Auch wenn keiner alles können kann, kann man im Team ein beachtlich breites Spektrum abdecken, sei es aus fachlicher oder kaufmännischer Sicht. Im Idealfall ist ein Gründerteam heterogen aus Spezialisten unterschiedlicher Unternehmensbereiche zusammengesetzt. Jeder im Team sollte seinen Fähigkeiten entsprechend eingesetzt werden, um so den maximalen Nutzen seiner Arbeit einbringen zu können.

Mehrere Gründungspartner können auch mehr Eigenkapital bewegen und haben so gegenüber einem Alleingründer den Vorteil, notwendige Anschaffungen aus eigener Kraft tätigen zu können. Auch eine Teilzeitgründung ist einfacher möglich, weil die anfallende Arbeit nicht allein bewältigt werden muss.

Drum prüfe, wer sich ewig bindet

Der passende Teampartner ist nicht leicht zu finden. Grundsätzlich sollte man die Vorzüge und Schwächen seines Partners gut kennen.

Allerdings sind Freundschaften keine Gewähr dafür, dass es auch mit dem gemeinsamen Unternehmen klappt. Erstaunlich oft hört bei Geld tatsächlich die Freundschaft auf und gerade Dinge, die auf freiwilliger Basis eine Selbstverständlichkeit sind, gestalten sich unter unternehmerischen Zwängen plötzlich sehr schwierig.
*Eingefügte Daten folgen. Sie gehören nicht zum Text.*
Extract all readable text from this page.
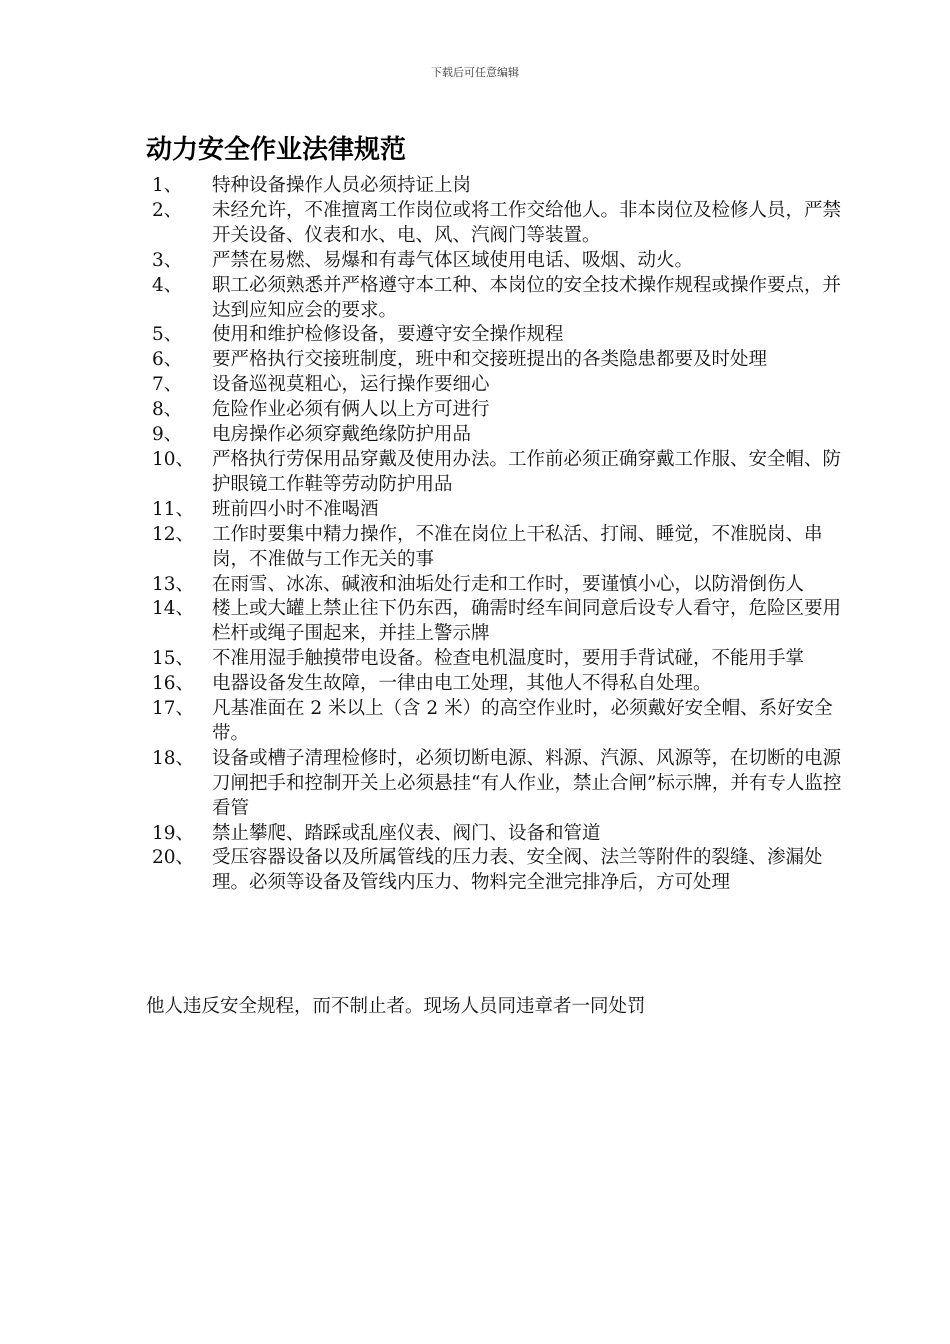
下载后可任意编辑
动力安全作业法律规范
1、 特种设备操作人员必须持证上岗
2、 未经允许，不准擅离工作岗位或将工作交给他人。非本岗位及检修人员，严禁开关设备、仪表和水、电、风、汽阀门等装置。
3、 严禁在易燃、易爆和有毒气体区域使用电话、吸烟、动火。
4、 职工必须熟悉并严格遵守本工种、本岗位的安全技术操作规程或操作要点，并达到应知应会的要求。
5、 使用和维护检修设备，要遵守安全操作规程
6、 要严格执行交接班制度，班中和交接班提出的各类隐患都要及时处理
7、 设备巡视莫粗心，运行操作要细心
8、 危险作业必须有俩人以上方可进行
9、 电房操作必须穿戴绝缘防护用品
10、 严格执行劳保用品穿戴及使用办法。工作前必须正确穿戴工作服、安全帽、防护眼镜工作鞋等劳动防护用品
11、 班前四小时不准喝酒
12、 工作时要集中精力操作，不准在岗位上干私活、打闹、睡觉，不准脱岗、串岗，不准做与工作无关的事
13、 在雨雪、冰冻、碱液和油垢处行走和工作时，要谨慎小心，以防滑倒伤人
14、 楼上或大罐上禁止往下仍东西，确需时经车间同意后设专人看守，危险区要用栏杆或绳子围起来，并挂上警示牌
15、 不准用湿手触摸带电设备。检查电机温度时，要用手背试碰，不能用手掌
16、 电器设备发生故障，一律由电工处理，其他人不得私自处理。
17、 凡基准面在 2 米以上（含 2 米）的高空作业时，必须戴好安全帽、系好安全带。
18、 设备或槽子清理检修时，必须切断电源、料源、汽源、风源等，在切断的电源刀闸把手和控制开关上必须悬挂“有人作业，禁止合闸”标示牌，并有专人监控看管
19、 禁止攀爬、踏踩或乱座仪表、阀门、设备和管道
20、 受压容器设备以及所属管线的压力表、安全阀、法兰等附件的裂缝、渗漏处理。必须等设备及管线内压力、物料完全泄完排净后，方可处理

他人违反安全规程，而不制止者。现场人员同违章者一同处罚
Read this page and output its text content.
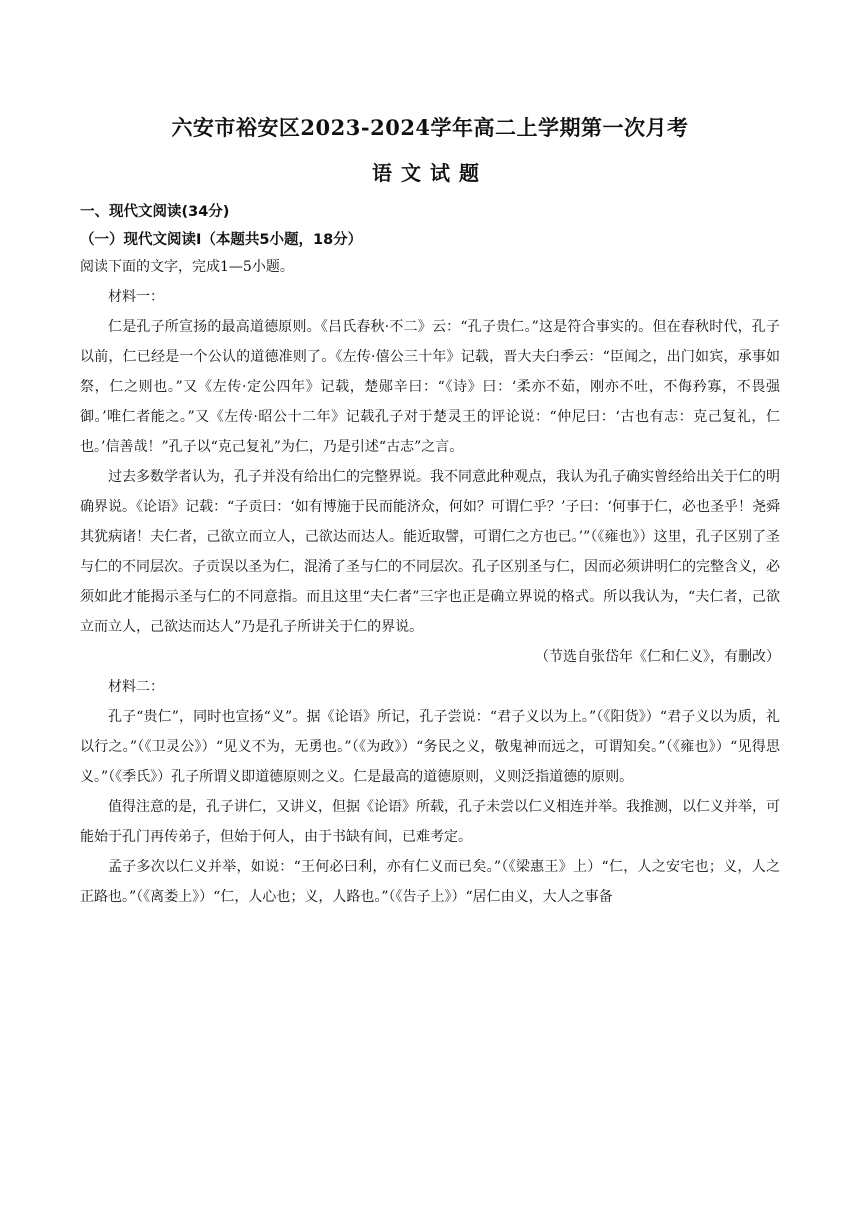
六安市裕安区2023-2024学年高二上学期第一次月考
语文试题
一、现代文阅读(34分)
（一）现代文阅读Ⅰ（本题共5小题，18分）

阅读下面的文字，完成1—5小题。

材料一：

仁是孔子所宣扬的最高道德原则。《吕氏春秋·不二》云：“孔子贵仁。”这是符合事实的。但在春秋时代，孔子以前，仁已经是一个公认的道德准则了。《左传·僖公三十年》记载，晋大夫臼季云：“臣闻之，出门如宾，承事如祭，仁之则也。”又《左传·定公四年》记载，楚郧辛曰：“《诗》曰：‘柔亦不茹，刚亦不吐，不侮矜寡，不畏强御。’唯仁者能之。”又《左传·昭公十二年》记载孔子对于楚灵王的评论说：“仲尼曰：‘古也有志：克己复礼，仁也。’信善哉！”孔子以“克己复礼”为仁，乃是引述“古志”之言。

过去多数学者认为，孔子并没有给出仁的完整界说。我不同意此种观点，我认为孔子确实曾经给出关于仁的明确界说。《论语》记载：“子贡曰：‘如有博施于民而能济众，何如？可谓仁乎？’子曰：‘何事于仁，必也圣乎！尧舜其犹病诸！夫仁者，己欲立而立人，己欲达而达人。能近取譬，可谓仁之方也已。’”（《雍也》）这里，孔子区别了圣与仁的不同层次。子贡误以圣为仁，混淆了圣与仁的不同层次。孔子区别圣与仁，因而必须讲明仁的完整含义，必须如此才能揭示圣与仁的不同意指。而且这里“夫仁者”三字也正是确立界说的格式。所以我认为，“夫仁者，己欲立而立人，己欲达而达人”乃是孔子所讲关于仁的界说。

（节选自张岱年《仁和仁义》，有删改）

材料二：

孔子“贵仁”，同时也宣扬“义”。据《论语》所记，孔子尝说：“君子义以为上。”（《阳货》）“君子义以为质，礼以行之。”（《卫灵公》）“见义不为，无勇也。”（《为政》）“务民之义，敬鬼神而远之，可谓知矣。”（《雍也》）“见得思义。”（《季氏》）孔子所谓义即道德原则之义。仁是最高的道德原则，义则泛指道德的原则。

值得注意的是，孔子讲仁，又讲义，但据《论语》所载，孔子未尝以仁义相连并举。我推测，以仁义并举，可能始于孔门再传弟子，但始于何人，由于书缺有间，已难考定。

孟子多次以仁义并举，如说：“王何必曰利，亦有仁义而已矣。”（《梁惠王》上）“仁，人之安宅也；义，人之正路也。”（《离娄上》）“仁，人心也；义，人路也。”（《告子上》）“居仁由义，大人之事备
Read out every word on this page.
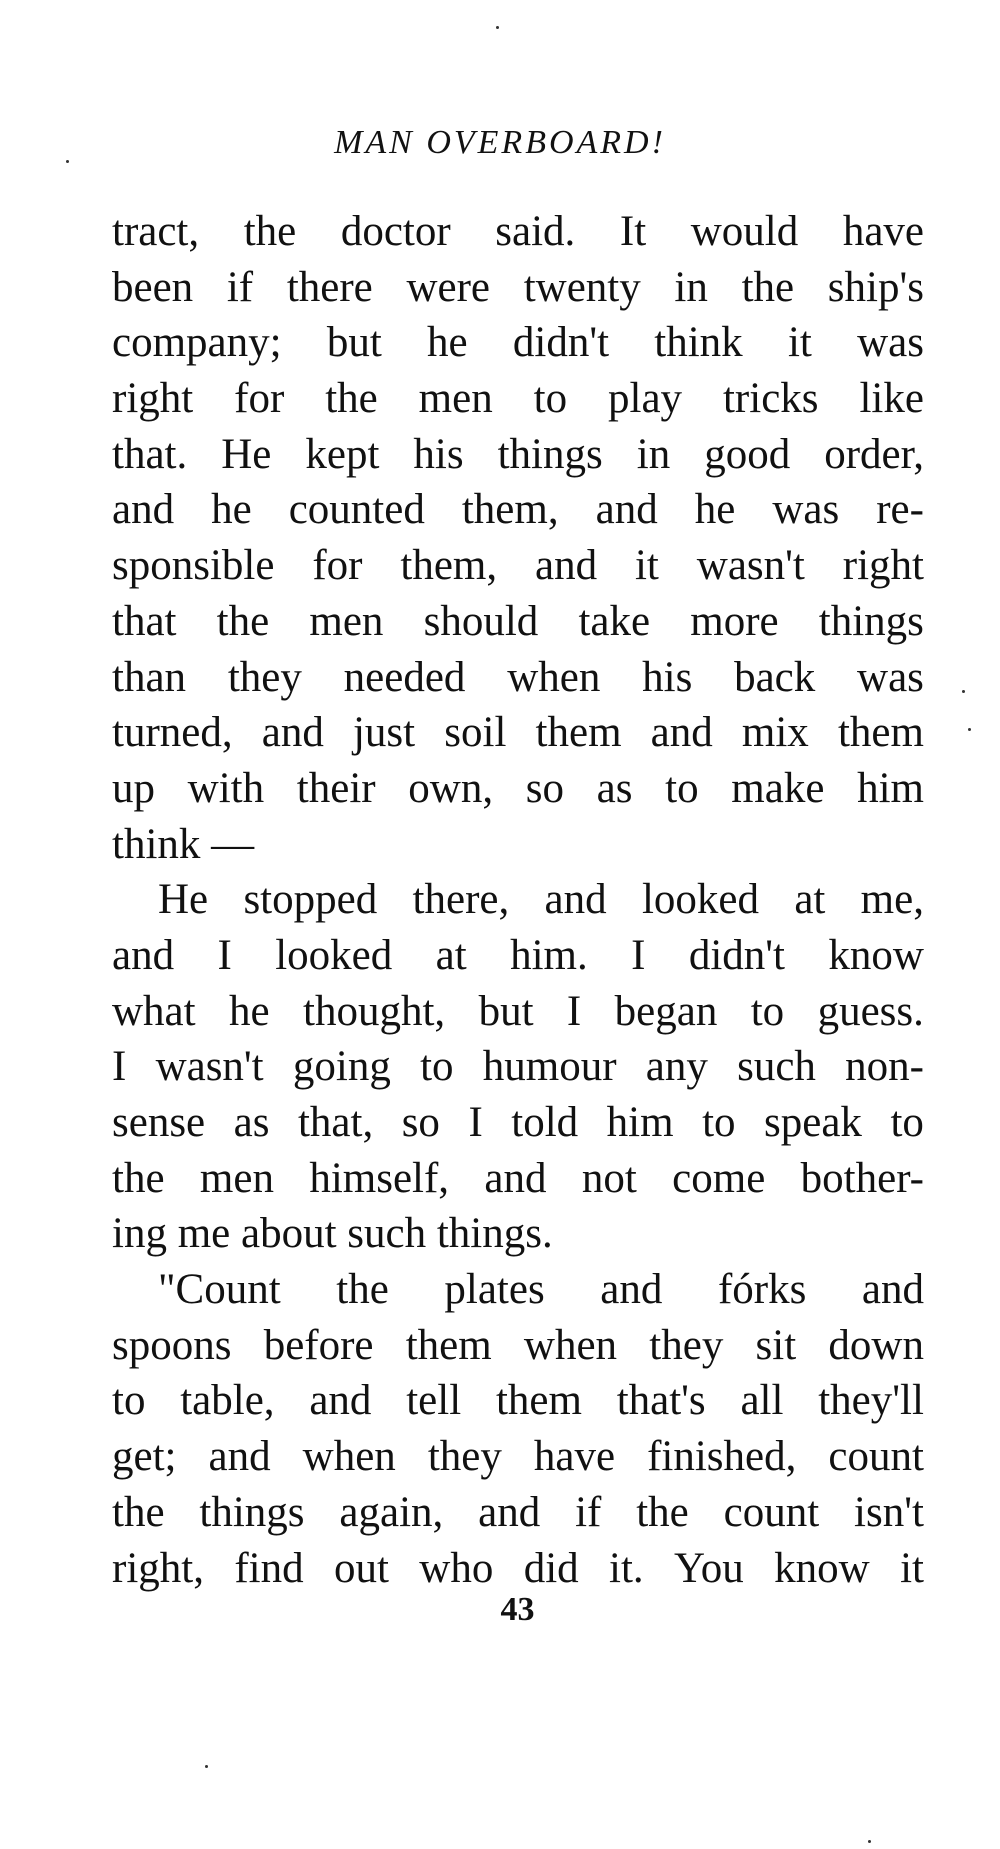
MAN OVERBOARD!
tract, the doctor said. It would have
been if there were twenty in the ship's
company; but he didn't think it was
right for the men to play tricks like
that. He kept his things in good order,
and he counted them, and he was re-
sponsible for them, and it wasn't right
that the men should take more things
than they needed when his back was
turned, and just soil them and mix them
up with their own, so as to make him
think —
He stopped there, and looked at me,
and I looked at him. I didn't know
what he thought, but I began to guess.
I wasn't going to humour any such non-
sense as that, so I told him to speak to
the men himself, and not come bother-
ing me about such things.
"Count the plates and fórks and
spoons before them when they sit down
to table, and tell them that's all they'll
get; and when they have finished, count
the things again, and if the count isn't
right, find out who did it. You know it
43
Die Untersuchungen zeigten ebenfalls, dass die Summe der vermehrten Fähigkeiten und des zusätzlichen Know-hows nicht automatisch einen Garant für den unternehmerischen Erfolg darstellt. Der tatsächliche Erfolg ergibt sich viel mehr durch die entsprechende Interaktion in der Gruppe. Wichtig sind die Identifikation mit den (gemeinsamen) Unternehmenszielen, regelmäßige und gezielte Kommunikation und die Bereitschaft, Probleme gemeinsam anzugehen und zu lösen. Diese Aspekte sind Grundbestandteil einer "positiven sozialen Interaktion", dem zentralen Faktor erfolgreicher Gründerteams.

Team oder Mitarbeiter

Dass Teamarbeit aber auch ihre Schwächen haben kann, ist hinlänglich bekannt.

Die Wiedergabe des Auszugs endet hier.